The number of those under 18 killed tells us nothing about the war except that there are a lot of Palestinians under 18 in Gaza. Thousands of civilians are being killed because Hamas is completely embedded inside the civilian population, with tunnels, arms depots and rocket launching positions located in, under or adjacent to residential neighbourhoods, schools, mosques, hospitals and other civilian objects and infrastructure.
Many of these civilians are under 18, and when Gaza’s giant families all live together in or near a military target – and in Gaza, this often includes extended family, as well – many children will become victims of Hamas’ human shields policy. This is horrifically tragic, but it has no bearing on whether Israel is adhering to laws on proportionality when attacking legitimate military targets or the broader justice of the war.
But there is an even deeper problem with highlighting the number of children killed, because in the West this word is equated with non-combatants. While most of them certainly are, it is a documented fact that Hamas and its sister terrorist organisations in Gaza, like most terrorist groups, recruit and use children in their operations.
During the Second Intifada, several suicide bombings were carried out by Palestinians as young as 16, with multiple terrorist leaders, including from Hamas and Palestinian Islamic Jihad (PIJ), telling Human Rights Watch that they considered 16-year-olds adults. Hamas, PIJ and others run military training “summer camps” for tens of thousands of Palestinian children and adolescents with the express purpose of indoctrinating and recruiting them. These are very similar to Houthi “summer camps” in Yemen, where a massive proportion of Houthi casualties are under 18 because they indoctrinate and recruit children to use as cannon fodder.
Not only is the recruitment and use of children and adolescents for operations extremely well-documented and widely reported, including by Palestinian NGOs, but there have also been cases of Hamas’ Health Ministry editing the ages of terrorist casualties in both directions, including a nine-year-old operative listed as a 24-year-old and an adult operative’s age changed to 13.
The numbers also tell us nothing about the context of how some of these Palestinians under 18 were killed. Were some family members of terrorist operatives who were targeted?
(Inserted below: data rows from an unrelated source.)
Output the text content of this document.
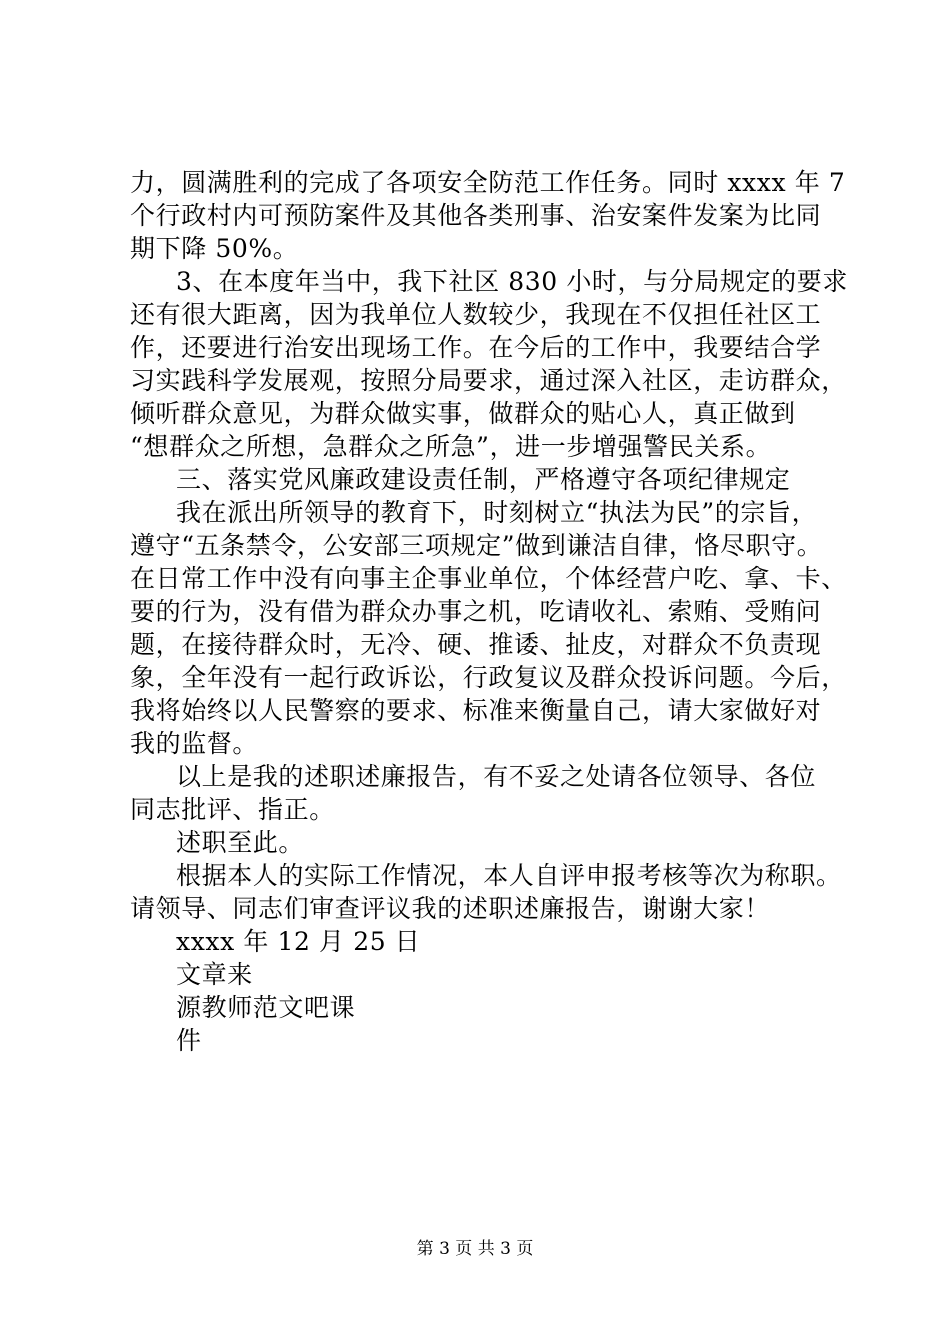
力，圆满胜利的完成了各项安全防范工作任务。同时 xxxx 年 7
个行政村内可预防案件及其他各类刑事、治安案件发案为比同
期下降 50%。
3、在本度年当中，我下社区 830 小时，与分局规定的要求
还有很大距离，因为我单位人数较少，我现在不仅担任社区工
作，还要进行治安出现场工作。在今后的工作中，我要结合学
习实践科学发展观，按照分局要求，通过深入社区，走访群众，
倾听群众意见，为群众做实事，做群众的贴心人，真正做到
“想群众之所想，急群众之所急”，进一步增强警民关系。
三、落实党风廉政建设责任制，严格遵守各项纪律规定
我在派出所领导的教育下，时刻树立“执法为民”的宗旨，
遵守“五条禁令，公安部三项规定”做到谦洁自律，恪尽职守。
在日常工作中没有向事主企事业单位，个体经营户吃、拿、卡、
要的行为，没有借为群众办事之机，吃请收礼、索贿、受贿问
题，在接待群众时，无冷、硬、推诿、扯皮，对群众不负责现
象，全年没有一起行政诉讼，行政复议及群众投诉问题。今后，
我将始终以人民警察的要求、标准来衡量自己，请大家做好对
我的监督。
以上是我的述职述廉报告，有不妥之处请各位领导、各位
同志批评、指正。
述职至此。
根据本人的实际工作情况，本人自评申报考核等次为称职。
请领导、同志们审查评议我的述职述廉报告，谢谢大家！
xxxx 年 12 月 25 日
文章来
源教师范文吧课
件
第 3 页 共 3 页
How many were accidentally killed due to their own family’s malfunctioning IEDs or failed Palestinian rocket launches, such as the hundreds reportedly killed in the Al-Ahli Arab Hospital car park?
Incidentally, there are hundreds of such failed rockets among the more than 9,500 launched at Israel that have fallen on Gaza, likely killing and wounding scores of Palestinians, many of whom would be under 18 by virtue of demography.
One might think the aforementioned facts might give reporters pause when throwing around these statistics, or at least suggest they should provide a little background and context.
The stories of children being killed in Gaza are indeed horrifically sad and tragic – even if we actually have no accurate numbers on the extent of this tragedy – and it is understandable that journalists want to highlight these terrible stories.
Unfortunately, the goal of at least some journalists appears to be primarily to draw some nonexistent moral equivalence between those Palestinians under 18 killed during legitimate Israeli military operations with the Israeli children brutally murdered or kidnapped by Hamas without even attempting to explain either the lack of reliable knowledge on the circumstances or numbers of such deaths or the essential context for why they are happening.